Adequate wear linings are an important factor in ensuring work pieces are efficiently handled in a mass finishing machine. Along with the method speed of transfer as well as the media selection and separation, the condition of a machine’s wear lining factors into the quality of process results.
Thick linings assist with work piece handling by providing a cushioning effect, yet thin or damaged wear linings allow unwanted knicks, scratches, and dings.
With more than 80 years of expertise in surface finishing, Rosler can assist with all aspects of your mass finishing process including proactively eliminating potential work piece handling issues.
Observing Machine Conditions
Regularly checking the lining of your work bowl(s) and trough(s) for wear is one way to ensure parts don’t get accidentally damaged during processing. Inspecting linings consistently will help identify repairable issues before permanent damage to the machine occurs.
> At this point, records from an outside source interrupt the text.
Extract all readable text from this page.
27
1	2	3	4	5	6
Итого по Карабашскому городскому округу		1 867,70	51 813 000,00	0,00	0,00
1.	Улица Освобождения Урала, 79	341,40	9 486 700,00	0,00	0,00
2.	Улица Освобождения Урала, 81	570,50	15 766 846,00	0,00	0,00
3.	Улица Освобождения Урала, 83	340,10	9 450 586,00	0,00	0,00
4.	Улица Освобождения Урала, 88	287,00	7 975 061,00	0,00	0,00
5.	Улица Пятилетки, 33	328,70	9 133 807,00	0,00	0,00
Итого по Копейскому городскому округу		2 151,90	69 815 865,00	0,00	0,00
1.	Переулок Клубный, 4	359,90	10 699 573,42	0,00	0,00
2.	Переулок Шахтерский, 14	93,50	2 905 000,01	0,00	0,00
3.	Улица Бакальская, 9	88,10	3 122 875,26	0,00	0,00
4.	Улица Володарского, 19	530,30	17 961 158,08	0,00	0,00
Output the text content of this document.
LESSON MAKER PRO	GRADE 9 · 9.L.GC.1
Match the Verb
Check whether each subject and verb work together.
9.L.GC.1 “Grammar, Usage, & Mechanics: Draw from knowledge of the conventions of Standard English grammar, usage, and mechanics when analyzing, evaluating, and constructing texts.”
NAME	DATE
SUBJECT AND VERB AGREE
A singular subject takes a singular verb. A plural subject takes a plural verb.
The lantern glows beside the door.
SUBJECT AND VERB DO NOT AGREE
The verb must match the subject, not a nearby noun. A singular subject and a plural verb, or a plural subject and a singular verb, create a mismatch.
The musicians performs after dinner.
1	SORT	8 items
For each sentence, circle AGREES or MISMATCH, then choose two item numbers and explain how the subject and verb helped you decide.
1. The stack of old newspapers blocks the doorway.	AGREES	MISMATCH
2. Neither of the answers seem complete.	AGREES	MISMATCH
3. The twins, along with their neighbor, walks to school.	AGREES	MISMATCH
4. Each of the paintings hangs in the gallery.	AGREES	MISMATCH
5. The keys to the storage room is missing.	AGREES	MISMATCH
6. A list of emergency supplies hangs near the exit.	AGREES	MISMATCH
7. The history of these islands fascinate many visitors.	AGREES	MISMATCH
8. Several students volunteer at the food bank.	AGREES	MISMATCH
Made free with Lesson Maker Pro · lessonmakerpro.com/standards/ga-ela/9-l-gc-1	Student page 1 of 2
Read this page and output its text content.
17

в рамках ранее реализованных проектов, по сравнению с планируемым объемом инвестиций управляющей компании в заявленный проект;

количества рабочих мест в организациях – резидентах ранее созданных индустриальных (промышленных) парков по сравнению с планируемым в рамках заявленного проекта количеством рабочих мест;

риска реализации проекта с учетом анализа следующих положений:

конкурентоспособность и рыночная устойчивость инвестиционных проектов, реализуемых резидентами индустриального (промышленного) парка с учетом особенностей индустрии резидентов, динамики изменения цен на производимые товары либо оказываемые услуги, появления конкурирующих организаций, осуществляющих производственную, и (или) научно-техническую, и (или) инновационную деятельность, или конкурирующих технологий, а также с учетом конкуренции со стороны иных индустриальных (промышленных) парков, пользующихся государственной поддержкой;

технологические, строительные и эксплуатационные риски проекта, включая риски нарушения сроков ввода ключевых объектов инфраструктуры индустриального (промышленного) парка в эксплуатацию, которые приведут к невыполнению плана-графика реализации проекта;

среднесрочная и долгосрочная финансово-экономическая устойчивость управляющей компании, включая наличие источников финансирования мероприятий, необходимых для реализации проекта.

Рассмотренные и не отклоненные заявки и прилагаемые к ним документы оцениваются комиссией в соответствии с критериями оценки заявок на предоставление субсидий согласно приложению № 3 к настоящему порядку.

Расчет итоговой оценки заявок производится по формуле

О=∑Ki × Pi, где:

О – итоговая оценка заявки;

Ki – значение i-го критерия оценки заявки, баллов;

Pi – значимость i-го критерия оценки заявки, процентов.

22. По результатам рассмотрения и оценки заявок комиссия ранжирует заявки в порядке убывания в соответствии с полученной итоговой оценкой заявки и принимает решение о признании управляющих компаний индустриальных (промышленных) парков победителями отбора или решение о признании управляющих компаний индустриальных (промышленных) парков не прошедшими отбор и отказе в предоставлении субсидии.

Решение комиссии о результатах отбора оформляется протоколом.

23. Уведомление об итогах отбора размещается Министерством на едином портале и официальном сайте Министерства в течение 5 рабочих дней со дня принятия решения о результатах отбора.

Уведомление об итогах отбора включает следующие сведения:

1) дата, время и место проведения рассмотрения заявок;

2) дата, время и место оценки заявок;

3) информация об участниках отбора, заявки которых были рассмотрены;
To effectively finish work pieces, media must be matched to the specific finishing task and the initial state of a work piece.
For example, media used for deburring/edge radiusing and surface grinding can be very abrasive. If not properly protected by a suitable wear lining, the steel construction of a work bowl would be completely worn through in a few hours by contact with the media and work pieces.
Polyurethane and, to a certain degree, rubber are excellent lining materials providing wear protection for thousands of operating hours. Even these materials wear through and must be periodically replaced with a new lining. Small areas can be temporarily patched with Polyurethane Repair Kits until the unit can be removed and professionally relined.
If a reline is required, only use a qualified reline supplier such as the lining shop at Rosler.
Relines are available in different degrees of hardness (shore A) and different qualities. Always make sure that the lining material is suitable for your specific mass finishing process. More information about specifying liner materials is available in a previous blog post.
Side-by-side comparison of a vibratory bowl before and after relining
Maintaining Process Stability
Checking your work bowl lining for wear and replacing it in a timely manner is essential for the stability of your mass finishing process as a whole.
In addition to worn work bowls, failure to ensure a proper protective lining can create other problems including:
- Work pieces getting stuck in the machine and, therefore, jeopardizing the integrity of different work piece batches.
- Media, water, and process chemicals can leak from the machine if the metal processing bowl is worn through and holes or cracks appear.
- Severe machine malfunction can occur when media or parts can get trapped in worn spots during the separation phase when the finished work pieces are separated from the media.
- Damage to the work bowl that is beyond repair, causing unnecessary downtime and requiring costly replacement parts. A weakened bowl can crack and make the entire machine unusable.
Check your bowl lining at least monthly for wear or rips. The areas around drains, the parts loading chute, and around the unload areas will see the highest wear and are especially crucial.
The “nail test” makes checking the liner thickness easy. Push a nail through the liner until you hit the base metal and record the thickness of the liner. Keep track of the liner thickness over time to predict when you will need to replace your liner.
Most liners are between 5/8 and 1 in (15-25 mm) thick. Plan to get your machine relined when the thinnest part of your liner is less than 1/4 in (6 mm) thick.
Just as optimal media mix must be regularly monitored, so must the condition of a work bowl. If not, the entire process and downstream operations may suffer.